The think tank could be used to form a command center in case of emergency. It plans to conduct tabletop exercises to practice emergency response and work on creating resilience in the community to minimize the impact of a disaster. A website will include strategies for preparing and responding to emergencies, and the think tank will have a social media presence. The think tank will also sponsor an annual symposium on disaster-related issues.
“It’s unique for community officials to have direct access to people who understand and know the problem space,” said Jim Gruenberg, assistant director of Wright State’s National Center for Medical Readiness. “The officials actually get to pick the brains of the experts, who have an idea for solutions and can really give strong, objective advice.”
Gruenberg has worked as a firefighter in the New York City and Kettering fire departments. He was a key leader in the development of urban search and rescue team Ohio Task Force One and has deployed 14 times to disasters that included collapse of the World Trade Center as well as hurricanes Katrina, Ivan and Rita.
“I’ve been around the block a lot; I’ve experienced the post-disaster environment many, many times,” Gruenberg said. “Community leaders are often denied exposure to those people who really understand what it’s like, what needs to be planned for, what are some of the circumstances are that are often forgotten or missed.”
Larry James, director of the Continuing Education Program in Wright State’s School of Professional Psychology, was chairman of the psychology department at Walter Reed Army Medical Center in Bethesda, Maryland, when a Boeing 757 hijacked by terrorists slammed into the side of Pentagon on Sept. 11, 2001, collapsing a portion of the building and killing 125 occupants.
James led teams of mental health professionals into the burning Pentagon. And from Sept. 11 through December, the teams provided psychological services near the Pentagon to victims of the attack and their families.
“I can’t give you a number on how many national and international disasters I’ve been involved in, helping provide resources to a community, mostly mental health,” said James. “Having the Dayton Think Tank gives community leaders instant access to experience and resources.”
Oroszi echoed that.
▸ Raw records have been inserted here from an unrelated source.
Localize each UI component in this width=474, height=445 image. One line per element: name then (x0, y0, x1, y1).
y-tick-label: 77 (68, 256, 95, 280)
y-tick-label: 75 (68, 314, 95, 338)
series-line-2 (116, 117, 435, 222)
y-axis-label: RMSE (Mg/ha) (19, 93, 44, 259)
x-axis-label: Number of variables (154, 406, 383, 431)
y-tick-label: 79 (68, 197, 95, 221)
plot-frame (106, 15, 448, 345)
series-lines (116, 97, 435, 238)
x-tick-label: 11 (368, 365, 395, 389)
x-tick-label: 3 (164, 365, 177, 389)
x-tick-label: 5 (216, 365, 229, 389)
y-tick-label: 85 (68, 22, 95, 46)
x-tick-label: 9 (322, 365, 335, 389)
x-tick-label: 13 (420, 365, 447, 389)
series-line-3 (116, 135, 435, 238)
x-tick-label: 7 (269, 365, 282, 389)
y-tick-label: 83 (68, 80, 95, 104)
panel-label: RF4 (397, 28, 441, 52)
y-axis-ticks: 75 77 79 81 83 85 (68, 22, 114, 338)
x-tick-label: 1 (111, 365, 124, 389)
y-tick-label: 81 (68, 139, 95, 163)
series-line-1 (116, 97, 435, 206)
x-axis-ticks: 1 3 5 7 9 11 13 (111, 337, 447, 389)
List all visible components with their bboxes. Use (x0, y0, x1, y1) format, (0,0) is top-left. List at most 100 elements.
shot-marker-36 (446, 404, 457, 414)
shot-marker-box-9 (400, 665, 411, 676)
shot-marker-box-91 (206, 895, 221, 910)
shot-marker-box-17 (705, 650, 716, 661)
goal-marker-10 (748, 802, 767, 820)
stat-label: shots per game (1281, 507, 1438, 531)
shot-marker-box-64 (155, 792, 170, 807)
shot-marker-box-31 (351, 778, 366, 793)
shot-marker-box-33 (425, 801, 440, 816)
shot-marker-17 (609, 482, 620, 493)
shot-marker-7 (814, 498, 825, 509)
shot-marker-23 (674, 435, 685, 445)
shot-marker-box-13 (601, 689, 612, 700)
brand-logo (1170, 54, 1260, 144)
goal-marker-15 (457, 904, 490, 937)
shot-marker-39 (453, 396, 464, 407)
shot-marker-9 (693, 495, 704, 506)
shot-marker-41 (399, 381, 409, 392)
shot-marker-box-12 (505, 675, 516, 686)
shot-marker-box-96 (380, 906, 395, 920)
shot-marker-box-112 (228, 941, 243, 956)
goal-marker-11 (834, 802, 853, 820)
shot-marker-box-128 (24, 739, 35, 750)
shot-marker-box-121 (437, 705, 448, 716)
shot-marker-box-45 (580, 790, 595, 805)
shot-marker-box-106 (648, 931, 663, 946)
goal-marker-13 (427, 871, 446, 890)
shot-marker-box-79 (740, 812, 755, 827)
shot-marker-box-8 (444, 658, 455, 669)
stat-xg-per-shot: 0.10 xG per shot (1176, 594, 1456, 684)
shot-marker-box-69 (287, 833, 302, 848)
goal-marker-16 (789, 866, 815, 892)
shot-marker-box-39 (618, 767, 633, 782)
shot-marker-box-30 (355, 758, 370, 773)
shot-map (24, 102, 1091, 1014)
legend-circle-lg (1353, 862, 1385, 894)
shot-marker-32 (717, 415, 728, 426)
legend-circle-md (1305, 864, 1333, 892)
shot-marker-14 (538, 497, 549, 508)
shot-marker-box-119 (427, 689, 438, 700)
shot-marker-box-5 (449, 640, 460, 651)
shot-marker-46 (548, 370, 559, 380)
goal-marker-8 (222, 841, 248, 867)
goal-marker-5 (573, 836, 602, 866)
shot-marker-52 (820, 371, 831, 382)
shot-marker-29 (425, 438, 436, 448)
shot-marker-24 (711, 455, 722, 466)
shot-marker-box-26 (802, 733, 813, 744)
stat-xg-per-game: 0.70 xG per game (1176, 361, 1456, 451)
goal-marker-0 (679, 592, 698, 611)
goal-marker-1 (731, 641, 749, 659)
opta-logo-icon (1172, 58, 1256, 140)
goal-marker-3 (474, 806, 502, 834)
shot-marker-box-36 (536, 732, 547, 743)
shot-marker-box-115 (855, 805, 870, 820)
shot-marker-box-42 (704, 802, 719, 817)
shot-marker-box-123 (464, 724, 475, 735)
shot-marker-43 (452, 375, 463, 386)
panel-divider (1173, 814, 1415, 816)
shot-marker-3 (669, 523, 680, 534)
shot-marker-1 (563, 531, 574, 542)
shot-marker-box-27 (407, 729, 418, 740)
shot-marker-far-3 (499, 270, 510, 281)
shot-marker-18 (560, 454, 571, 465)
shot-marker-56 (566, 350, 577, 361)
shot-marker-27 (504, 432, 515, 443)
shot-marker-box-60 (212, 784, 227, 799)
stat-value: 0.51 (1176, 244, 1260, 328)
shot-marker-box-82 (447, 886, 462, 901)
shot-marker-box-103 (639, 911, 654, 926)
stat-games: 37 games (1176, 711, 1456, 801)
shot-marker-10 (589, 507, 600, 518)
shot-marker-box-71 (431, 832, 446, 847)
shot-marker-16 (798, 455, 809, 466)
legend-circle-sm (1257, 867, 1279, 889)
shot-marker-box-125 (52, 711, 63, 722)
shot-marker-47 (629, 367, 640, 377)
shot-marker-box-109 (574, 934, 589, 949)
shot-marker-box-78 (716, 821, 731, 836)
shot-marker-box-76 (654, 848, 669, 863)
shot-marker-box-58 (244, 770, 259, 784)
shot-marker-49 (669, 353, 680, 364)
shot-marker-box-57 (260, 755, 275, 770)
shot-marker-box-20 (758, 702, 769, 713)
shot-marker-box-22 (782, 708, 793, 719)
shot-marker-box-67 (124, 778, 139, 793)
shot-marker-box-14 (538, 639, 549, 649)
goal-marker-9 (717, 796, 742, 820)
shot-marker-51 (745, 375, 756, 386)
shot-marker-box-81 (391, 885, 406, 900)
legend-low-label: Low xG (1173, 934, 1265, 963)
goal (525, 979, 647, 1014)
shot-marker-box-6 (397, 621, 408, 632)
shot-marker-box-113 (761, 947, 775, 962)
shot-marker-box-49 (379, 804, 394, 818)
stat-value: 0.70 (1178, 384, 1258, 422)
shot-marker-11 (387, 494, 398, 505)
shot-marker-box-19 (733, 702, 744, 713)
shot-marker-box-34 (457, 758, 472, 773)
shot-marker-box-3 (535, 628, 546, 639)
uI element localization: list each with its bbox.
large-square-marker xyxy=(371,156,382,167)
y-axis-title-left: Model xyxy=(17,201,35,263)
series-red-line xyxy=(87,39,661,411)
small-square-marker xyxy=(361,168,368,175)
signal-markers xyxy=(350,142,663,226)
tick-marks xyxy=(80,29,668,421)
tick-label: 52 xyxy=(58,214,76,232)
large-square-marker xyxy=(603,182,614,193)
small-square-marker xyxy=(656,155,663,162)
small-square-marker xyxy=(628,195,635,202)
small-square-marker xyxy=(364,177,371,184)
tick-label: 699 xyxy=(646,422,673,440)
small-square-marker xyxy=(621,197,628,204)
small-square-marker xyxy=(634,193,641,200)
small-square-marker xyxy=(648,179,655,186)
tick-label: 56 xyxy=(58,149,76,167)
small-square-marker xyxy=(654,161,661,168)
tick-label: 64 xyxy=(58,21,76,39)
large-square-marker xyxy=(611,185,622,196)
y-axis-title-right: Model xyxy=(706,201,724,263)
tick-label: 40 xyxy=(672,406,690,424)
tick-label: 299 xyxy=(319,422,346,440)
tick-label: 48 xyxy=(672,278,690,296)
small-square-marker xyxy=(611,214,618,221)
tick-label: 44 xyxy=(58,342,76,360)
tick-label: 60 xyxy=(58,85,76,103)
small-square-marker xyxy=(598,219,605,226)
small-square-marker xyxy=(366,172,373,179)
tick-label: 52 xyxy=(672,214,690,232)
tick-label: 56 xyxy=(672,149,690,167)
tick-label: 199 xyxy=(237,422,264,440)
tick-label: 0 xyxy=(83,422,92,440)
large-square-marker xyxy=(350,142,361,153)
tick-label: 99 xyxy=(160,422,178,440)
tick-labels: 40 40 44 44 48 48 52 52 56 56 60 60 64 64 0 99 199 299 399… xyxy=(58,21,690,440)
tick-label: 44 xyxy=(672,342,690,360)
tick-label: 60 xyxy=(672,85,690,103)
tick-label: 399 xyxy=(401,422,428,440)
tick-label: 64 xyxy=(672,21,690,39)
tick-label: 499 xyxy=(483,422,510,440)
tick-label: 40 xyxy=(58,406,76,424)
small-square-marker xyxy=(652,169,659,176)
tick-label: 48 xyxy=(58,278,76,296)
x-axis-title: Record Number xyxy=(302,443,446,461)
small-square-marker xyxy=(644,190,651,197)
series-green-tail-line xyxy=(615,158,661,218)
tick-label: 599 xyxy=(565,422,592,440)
She says a major benefit of the think tank is that it enables experts and community leaders to share knowledge, resulting in a cross-pollination of expertise.
“I think that is perhaps the most valuable thing about this,” she said.
The think tank has four mayors, including Fairborn Mayor Dan Kirkpatrick. It also includes Dayton Police Chief Richard Biehl and Dayton Fire Chief Jeffrey Payne; representation from Wright-Patterson Air Force Base, local industry and the University of Dayton; and 17 people with Wright State connections, with representation from five colleges as well as the Wright State Research Institute and the Ohio Center of Excellence in Knowledge-Enabled Computing.
The representatives from Wright State include Oroszi, James and Gruenberg; Jesse Burgard, of the School of Professional Psychology; Sherry Farra, director of the National Disaster Health Consortium; Stephen Farrell, director of environmental health and safety; David Finnie, chief of police; Jennie Gallimore, associate dean for research and graduate studies; Jill Lindsey, director of the Office of Evaluation and Research; Marjorie Markopoulos, biological and chemical safety officer; Greg Merkle, environmental health and safety specialist; T.K. Prasad, professor of computer science and engineering; Vikram Sethi, professor of information systems and supply chain management; Valerie Shalin, human factors area leader; Richard Simman, professor of pharmacology and toxicology; Amit Sheth, executive director of the Ohio Center of Excellence in Knowledge-Enabled Computing; and LaPearl Winfrey, dean of the School of Professional Psychology.
“Basically, every field has a part in this,” said Oroszi. “We need everybody.”